The tradition of commitment to sustainability has existed at Messe Frankfurt since 2004. Back then, the Ethical Fashion Show was still held in Paris, initially as a contact point for ethnic and ethical fashion. In Paris, the mother of all fashion cities, the aspect of sustainability was not yet well received, at least not yet. There, the prejudice prevailed that sustainable fashion was more textile than fashion – often rightly so: “eco-fashion” was more a political statement and the aesthetic side was usually neglected. Messe Frankfurt, which itself has a more textile than fashion background, found the link between fashion and sustain very exciting, however, which is why we took over Ethical Fashion in 2009 and transferred it to Berlin.

Why Berlin?

Green fashion, such as natural cosmetics, has a long tradition and culture throughout Germany. Berlin in particular has long been much more progressive, open and transparent than Paris. And it has a completely different scene with different lifestyles. The vegan scene also plays its part, as does the upscale “green” middle class, which consciously wants to consume and do good. In addition, the Green Showroom was launched, which was later taken over by Messe Frankfurt and shown under the same roof as Ethical Fashion. We are now merging both platforms to form Neonyt.
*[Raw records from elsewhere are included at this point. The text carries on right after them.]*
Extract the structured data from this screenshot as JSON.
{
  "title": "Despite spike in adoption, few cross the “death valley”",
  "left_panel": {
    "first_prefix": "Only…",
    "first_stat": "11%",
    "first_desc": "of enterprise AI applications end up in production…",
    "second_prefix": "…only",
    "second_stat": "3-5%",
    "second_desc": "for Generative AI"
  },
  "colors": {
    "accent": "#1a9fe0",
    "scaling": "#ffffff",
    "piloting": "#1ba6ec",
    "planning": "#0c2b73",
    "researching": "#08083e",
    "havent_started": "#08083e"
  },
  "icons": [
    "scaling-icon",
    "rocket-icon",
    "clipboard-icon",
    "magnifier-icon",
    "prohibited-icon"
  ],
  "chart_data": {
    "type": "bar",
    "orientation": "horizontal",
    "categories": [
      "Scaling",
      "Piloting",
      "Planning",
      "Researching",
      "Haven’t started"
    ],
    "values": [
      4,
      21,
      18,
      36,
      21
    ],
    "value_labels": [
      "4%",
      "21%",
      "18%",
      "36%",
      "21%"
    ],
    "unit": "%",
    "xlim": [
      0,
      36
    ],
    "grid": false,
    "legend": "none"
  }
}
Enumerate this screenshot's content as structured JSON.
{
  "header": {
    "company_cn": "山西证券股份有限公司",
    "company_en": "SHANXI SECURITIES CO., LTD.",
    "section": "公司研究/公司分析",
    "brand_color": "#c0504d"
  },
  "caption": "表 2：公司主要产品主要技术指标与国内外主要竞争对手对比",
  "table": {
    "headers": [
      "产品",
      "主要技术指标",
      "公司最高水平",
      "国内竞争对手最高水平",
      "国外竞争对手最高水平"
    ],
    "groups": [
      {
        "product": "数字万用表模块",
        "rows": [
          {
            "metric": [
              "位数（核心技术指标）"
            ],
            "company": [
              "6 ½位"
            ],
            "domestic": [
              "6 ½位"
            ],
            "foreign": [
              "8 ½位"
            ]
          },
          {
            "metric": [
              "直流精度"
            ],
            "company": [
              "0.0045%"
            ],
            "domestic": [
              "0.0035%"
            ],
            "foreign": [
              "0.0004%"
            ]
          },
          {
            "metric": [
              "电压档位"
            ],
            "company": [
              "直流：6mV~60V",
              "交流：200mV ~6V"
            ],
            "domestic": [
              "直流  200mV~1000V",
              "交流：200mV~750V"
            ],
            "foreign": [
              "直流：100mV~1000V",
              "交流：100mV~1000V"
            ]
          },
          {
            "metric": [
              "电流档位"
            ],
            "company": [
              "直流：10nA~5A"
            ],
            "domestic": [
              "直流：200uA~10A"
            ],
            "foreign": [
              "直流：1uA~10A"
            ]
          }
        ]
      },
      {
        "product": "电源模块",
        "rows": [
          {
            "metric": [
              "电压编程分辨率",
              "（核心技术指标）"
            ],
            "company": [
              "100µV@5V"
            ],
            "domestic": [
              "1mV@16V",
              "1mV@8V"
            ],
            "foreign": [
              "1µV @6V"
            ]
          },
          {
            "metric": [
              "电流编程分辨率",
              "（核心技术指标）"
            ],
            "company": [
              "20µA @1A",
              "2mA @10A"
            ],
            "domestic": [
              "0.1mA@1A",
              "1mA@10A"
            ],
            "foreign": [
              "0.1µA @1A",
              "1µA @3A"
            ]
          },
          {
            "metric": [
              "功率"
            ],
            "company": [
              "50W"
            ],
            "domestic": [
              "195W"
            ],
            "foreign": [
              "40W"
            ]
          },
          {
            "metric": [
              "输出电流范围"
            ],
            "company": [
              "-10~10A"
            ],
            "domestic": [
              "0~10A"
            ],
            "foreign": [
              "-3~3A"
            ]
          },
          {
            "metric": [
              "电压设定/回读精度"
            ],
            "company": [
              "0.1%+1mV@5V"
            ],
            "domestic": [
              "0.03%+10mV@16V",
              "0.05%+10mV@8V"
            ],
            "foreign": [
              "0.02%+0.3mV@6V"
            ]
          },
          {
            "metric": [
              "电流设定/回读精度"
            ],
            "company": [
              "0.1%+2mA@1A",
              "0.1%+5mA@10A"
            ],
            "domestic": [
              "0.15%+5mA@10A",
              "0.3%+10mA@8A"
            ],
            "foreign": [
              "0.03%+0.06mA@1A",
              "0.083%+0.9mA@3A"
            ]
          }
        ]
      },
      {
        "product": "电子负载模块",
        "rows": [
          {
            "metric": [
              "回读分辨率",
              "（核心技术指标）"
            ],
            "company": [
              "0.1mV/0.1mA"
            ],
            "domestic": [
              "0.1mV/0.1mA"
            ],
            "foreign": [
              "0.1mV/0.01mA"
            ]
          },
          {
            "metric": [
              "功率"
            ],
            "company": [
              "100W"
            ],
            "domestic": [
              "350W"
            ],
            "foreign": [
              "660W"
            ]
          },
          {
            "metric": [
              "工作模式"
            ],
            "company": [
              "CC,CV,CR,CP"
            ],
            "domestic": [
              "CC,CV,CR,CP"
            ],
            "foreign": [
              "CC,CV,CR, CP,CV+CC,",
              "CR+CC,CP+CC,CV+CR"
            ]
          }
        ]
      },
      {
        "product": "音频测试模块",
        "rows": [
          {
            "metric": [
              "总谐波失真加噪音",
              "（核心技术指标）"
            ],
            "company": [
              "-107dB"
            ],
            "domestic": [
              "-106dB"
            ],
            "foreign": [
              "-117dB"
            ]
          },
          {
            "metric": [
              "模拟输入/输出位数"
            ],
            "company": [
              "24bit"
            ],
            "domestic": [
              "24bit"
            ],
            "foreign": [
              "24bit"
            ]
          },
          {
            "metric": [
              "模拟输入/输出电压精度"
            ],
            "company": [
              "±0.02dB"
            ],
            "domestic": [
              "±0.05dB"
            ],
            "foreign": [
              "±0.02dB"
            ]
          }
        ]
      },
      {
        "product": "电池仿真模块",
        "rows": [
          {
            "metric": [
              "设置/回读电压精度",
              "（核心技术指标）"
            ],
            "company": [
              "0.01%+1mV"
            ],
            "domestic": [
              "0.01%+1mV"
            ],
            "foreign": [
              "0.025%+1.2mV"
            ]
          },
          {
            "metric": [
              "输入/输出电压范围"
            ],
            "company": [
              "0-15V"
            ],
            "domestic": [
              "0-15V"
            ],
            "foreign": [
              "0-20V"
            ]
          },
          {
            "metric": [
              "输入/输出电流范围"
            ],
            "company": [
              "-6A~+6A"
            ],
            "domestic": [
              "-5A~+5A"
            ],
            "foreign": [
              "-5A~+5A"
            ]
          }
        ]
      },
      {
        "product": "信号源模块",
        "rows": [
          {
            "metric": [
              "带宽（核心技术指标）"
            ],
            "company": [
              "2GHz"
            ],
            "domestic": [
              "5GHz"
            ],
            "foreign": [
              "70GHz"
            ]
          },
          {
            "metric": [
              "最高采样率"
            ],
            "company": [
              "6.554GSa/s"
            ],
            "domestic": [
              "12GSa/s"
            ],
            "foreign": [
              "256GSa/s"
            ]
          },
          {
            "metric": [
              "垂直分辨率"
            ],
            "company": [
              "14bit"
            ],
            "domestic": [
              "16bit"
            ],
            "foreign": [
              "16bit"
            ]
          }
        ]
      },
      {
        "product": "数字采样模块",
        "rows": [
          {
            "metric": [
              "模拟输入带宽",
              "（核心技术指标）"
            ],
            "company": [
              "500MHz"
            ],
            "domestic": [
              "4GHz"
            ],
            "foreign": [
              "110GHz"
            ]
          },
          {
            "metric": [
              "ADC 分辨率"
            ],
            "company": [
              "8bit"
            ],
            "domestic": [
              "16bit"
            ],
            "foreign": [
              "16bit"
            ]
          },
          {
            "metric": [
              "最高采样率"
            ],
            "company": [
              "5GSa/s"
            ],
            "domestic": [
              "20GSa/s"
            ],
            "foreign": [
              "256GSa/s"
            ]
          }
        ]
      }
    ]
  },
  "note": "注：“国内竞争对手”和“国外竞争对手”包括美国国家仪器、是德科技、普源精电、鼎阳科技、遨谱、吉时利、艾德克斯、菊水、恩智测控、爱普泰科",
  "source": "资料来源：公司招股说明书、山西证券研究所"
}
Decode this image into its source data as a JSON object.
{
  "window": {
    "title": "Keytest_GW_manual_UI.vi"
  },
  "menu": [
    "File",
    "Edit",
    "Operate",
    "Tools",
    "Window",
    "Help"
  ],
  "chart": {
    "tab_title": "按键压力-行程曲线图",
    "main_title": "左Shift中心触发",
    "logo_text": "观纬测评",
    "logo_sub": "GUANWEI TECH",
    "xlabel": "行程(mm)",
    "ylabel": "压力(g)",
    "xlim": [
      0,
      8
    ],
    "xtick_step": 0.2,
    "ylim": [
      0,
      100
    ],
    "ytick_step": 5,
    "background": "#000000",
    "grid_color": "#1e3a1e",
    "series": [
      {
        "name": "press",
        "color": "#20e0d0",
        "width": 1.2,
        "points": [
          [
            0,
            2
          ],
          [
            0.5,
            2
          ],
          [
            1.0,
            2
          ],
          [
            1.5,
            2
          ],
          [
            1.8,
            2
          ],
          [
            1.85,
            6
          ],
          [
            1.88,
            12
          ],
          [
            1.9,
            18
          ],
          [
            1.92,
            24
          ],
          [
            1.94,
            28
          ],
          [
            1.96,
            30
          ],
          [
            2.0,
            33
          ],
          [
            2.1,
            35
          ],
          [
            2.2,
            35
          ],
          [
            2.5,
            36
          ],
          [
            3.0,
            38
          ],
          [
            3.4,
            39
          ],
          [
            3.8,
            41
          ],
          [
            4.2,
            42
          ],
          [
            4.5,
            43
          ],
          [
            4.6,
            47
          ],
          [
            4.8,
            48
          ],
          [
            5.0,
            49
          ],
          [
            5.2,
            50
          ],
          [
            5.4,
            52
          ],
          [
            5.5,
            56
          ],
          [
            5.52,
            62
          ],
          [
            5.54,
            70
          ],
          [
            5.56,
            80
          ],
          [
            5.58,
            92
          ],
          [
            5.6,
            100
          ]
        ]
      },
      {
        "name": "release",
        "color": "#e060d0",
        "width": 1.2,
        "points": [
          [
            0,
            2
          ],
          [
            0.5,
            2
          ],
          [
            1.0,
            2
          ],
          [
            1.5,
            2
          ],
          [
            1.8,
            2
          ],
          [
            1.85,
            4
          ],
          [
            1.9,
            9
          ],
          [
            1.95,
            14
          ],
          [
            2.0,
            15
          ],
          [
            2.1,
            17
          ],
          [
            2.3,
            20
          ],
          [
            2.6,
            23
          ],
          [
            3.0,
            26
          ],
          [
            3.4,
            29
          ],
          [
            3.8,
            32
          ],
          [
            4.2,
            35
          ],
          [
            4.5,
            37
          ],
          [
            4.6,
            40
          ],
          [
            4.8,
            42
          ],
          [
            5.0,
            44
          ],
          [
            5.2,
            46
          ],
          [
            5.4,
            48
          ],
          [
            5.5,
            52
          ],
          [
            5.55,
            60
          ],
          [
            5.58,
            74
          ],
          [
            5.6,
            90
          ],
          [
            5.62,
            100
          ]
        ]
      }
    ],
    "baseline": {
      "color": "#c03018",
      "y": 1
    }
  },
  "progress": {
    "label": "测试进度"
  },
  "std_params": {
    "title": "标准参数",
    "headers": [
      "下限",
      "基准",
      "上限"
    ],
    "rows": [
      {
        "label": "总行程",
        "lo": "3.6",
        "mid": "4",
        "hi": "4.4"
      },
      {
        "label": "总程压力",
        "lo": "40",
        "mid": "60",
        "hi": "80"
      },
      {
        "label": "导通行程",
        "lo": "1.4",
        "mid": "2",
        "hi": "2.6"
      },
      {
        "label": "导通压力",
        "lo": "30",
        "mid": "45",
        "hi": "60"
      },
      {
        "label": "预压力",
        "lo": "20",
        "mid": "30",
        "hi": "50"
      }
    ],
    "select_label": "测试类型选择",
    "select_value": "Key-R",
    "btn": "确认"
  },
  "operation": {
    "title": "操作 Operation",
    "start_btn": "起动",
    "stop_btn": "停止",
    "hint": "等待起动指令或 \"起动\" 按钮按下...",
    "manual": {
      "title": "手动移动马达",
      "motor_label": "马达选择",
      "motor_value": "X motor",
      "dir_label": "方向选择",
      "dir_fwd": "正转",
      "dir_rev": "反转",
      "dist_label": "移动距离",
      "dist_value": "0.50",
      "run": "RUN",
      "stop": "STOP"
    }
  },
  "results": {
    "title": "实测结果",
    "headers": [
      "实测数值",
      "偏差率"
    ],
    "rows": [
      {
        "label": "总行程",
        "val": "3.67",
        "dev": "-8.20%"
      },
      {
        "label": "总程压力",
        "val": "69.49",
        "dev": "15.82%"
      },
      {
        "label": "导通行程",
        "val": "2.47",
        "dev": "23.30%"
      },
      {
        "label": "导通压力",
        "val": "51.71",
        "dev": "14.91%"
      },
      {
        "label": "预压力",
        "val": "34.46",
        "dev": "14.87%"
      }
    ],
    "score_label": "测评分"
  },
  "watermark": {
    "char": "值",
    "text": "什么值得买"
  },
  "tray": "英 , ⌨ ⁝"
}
What is so special about Neonyt?

Sustain is of course our basis – at least 70 percent of the labels we show must meet our sustainable criteria – at the same time we clearly focus on the design language: What doesn’t meet our aesthetic requirements is screened out. This means that dealers who come to us have the great advantage that they no longer have to worry about sustainability and can fully engage with fashion. So no one can get past us anymore. (laughs)

Why is sustainability being talked about everywhere right now?

Although the topic has been in the spirit of the times since the mid-1990s, it was less tangible: At that time, people were talking about environmental protection and child labour. In my childhood, the hole in the ozone layer was the great spectre of horror. Today, however, I can inform myself much more quickly and directly about the consequences of the negative impact. Companies have to follow suit. Until recently, it would have been unthinkable for a global conglomerate like Kering to announce that luxury would be unthinkable without sustainability – or for a fashion house like Chanel to do without fur in the future. I am firmly convinced that companies that do not adapt to sustainability will not survive the next 15 years.

Why is sustainability so important for the fashion industry?

Cotton production, water consumption, genetic engineering. Waste that is not cleaned but flows unfiltered into rivers and oceans. Dyeing processes using toxic chemicals whose vapours workers inhale unprotected. Precarious safety standards as well as the exploitation of textile workers in general – there is no need to kid yourself: We are the second dirtiest industry in the world! The fashion industry urgently needs to rethink its approach.

How can companies imply sustainable standards?

We often hear from larger companies that as a small design label it is not a problem to no longer be able to produce fairly once a certain size has been reached.